Here is a list of all my projects related to action recognition, medical imaging and data collection.
Particle Flow Fields (September 2011 – present)
“Particle Flow Fields” is a new video representation based on optical flow and particle advection. PFF outperforms optical flow and gradients. Particle Flow Fields also showed good performance on Kinect Gesture Recognition dataset in a “One-Shot-Learning” framework.
3D- Spatio Temporal Volumes (May 2011 – August 2011)
Investigated the performance of 3D gradients and PFF for action recognition task in aerial videos taken from an aircraft and performed extensive testing on aerial and rooftop videos in VIRAT dataset. The designed 3D-STHOG descriptor is incorporated into VIRAT DARPA system for testing.
Scene Conext Descriptor (October 2011 – May 2011)
Scene Context descriptor is proposed. Demonstrated improvement in accuracy on different action recognition datasets by using scene context information in conjunction to any motion descriptor. The datasets include UCF11, UCF50, HMDB51 and a sample from TRECVID dataset released as part of ALADDIN project.
KEYS System (March 2009 – September 2009)
KEYS system is developed in C++ based on feature-trees algorithm for real-time action recognition. New action categories can be added to the system on the fly. Demonstrated KEYS action recognition system live at ICCV2009 conference held in Japan.
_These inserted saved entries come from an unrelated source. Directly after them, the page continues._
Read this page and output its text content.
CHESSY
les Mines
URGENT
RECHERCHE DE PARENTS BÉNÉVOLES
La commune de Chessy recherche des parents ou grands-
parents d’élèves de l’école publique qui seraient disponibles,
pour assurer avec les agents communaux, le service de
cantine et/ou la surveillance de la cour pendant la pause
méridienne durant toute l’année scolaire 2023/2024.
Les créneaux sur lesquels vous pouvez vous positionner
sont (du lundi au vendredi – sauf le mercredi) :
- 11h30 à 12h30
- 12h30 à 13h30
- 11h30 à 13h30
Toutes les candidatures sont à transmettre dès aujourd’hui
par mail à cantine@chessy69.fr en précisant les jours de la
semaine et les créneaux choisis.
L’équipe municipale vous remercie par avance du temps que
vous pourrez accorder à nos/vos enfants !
Feature-tree (January 2009 – June 2009)
Developed an algorithm to perform multiple action recognition, incremental action recognition and action localization using feature-trees
Video Image Retrieval and Analysis Tool (VIRAT) project (Aug 2008 – Feb 2012)
This project is sponsored by DARPA to do action recognition in aerial videos. Action recognition algorithms were tested on APHill dataset. Two action recognition algorithms were implemented in c++ and integrated in into the VIRAT DARPA system developed by Lockheed Martin and Kitware
Brain tumor detection and segmentation in MRI images (May 2009 – Nov 2011)
This project is sponsored by National Institutes of Health (NIH). The task is to do brain tumor detection and segmentation in MRI images. We developed an algorithm using texture features and multi MRI modalities to generate confidence surface and used it to perform brain tumor detection and segmentation.
UCF-50 Action Recognition Dataset (July 2010 – October 2010)
UCF-50 is one of the biggest action recognition datasets. This dataset has about 6676 videos taken from YouTube and has 50 different action categories.
UCF-AerialRooftopGround (June 2010 – May2011)
UCF-ARG is a unique action recognition dataset, where the action is simultaneously captured from a ground camera, a rooftop camera at 100 feet and a remotely controlled aerial camera mounted on a helium balloon.
UCF-iPhone Action Dataset (January 2011 – March 2011)
UCF-iPhone dataset was generated by recording data from an Inertial Measurement Unit (IMU) on an Apple iPhone 4 for 9 different actions performed by different actors.